The survey of more than 2,000 U.S. adults also looked at purchase preferences for Gen Xers and Boomers, but largely focused on Millennials and the segment’s impact on retail.
“Millennials are 74 million strong and they will drive demand for commercial real estate for the next 20-25 years so it’s an important indicator of what their preferences are going forward,” Schmidt said. “For an owner of space or buildings, the physical presence is still very important and the customer experience—the live, work, play elements—are extremely important.”

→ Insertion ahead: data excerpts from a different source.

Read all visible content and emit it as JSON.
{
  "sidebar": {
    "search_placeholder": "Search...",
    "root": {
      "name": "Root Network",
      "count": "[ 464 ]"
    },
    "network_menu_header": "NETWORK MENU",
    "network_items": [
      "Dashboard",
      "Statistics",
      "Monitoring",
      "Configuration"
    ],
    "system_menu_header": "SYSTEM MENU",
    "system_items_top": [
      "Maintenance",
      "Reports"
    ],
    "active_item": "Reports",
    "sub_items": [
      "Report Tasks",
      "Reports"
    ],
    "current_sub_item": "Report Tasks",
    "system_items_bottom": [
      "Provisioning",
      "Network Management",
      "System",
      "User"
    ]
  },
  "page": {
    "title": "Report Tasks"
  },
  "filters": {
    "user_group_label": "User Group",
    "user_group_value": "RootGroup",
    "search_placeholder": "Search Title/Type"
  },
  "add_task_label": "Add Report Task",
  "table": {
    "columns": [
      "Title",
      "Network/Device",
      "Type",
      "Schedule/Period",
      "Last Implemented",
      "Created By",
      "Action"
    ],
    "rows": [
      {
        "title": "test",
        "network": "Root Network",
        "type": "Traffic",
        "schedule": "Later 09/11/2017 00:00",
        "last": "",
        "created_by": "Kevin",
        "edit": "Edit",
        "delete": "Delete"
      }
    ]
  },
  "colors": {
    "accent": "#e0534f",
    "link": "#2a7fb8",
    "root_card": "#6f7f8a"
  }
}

One of the more interesting results from the survey was that most Americans, but especially Millennials at 73 percent, stated that shopping at a store or mall is an activity they enjoy with others. Of the other generations, Gen Xers registered at 58 percent and Boomers at 52 percent.
Also, although technology continues to have a significant impact on how Americans buy and sell products, when prices are similar, most Americans prefer to research products online, but make purchases in a physical store. According to the results, nearly three quarters of Millennials prefer to make purchases in a store (74 percent), compared to 70 percent of Gen Xers and 76 percent of Boomers.
“When you look at the general press out there, everything is talking about e-commerce vs. bricks and mortar and it’s really ‘bricks and clicks,’ it’s not one group and another group, it’s all the same consumer,” Schmidt added. “A large percentage of ecommerce is through traditional retailers, and they need to pay attention to the total community experience.”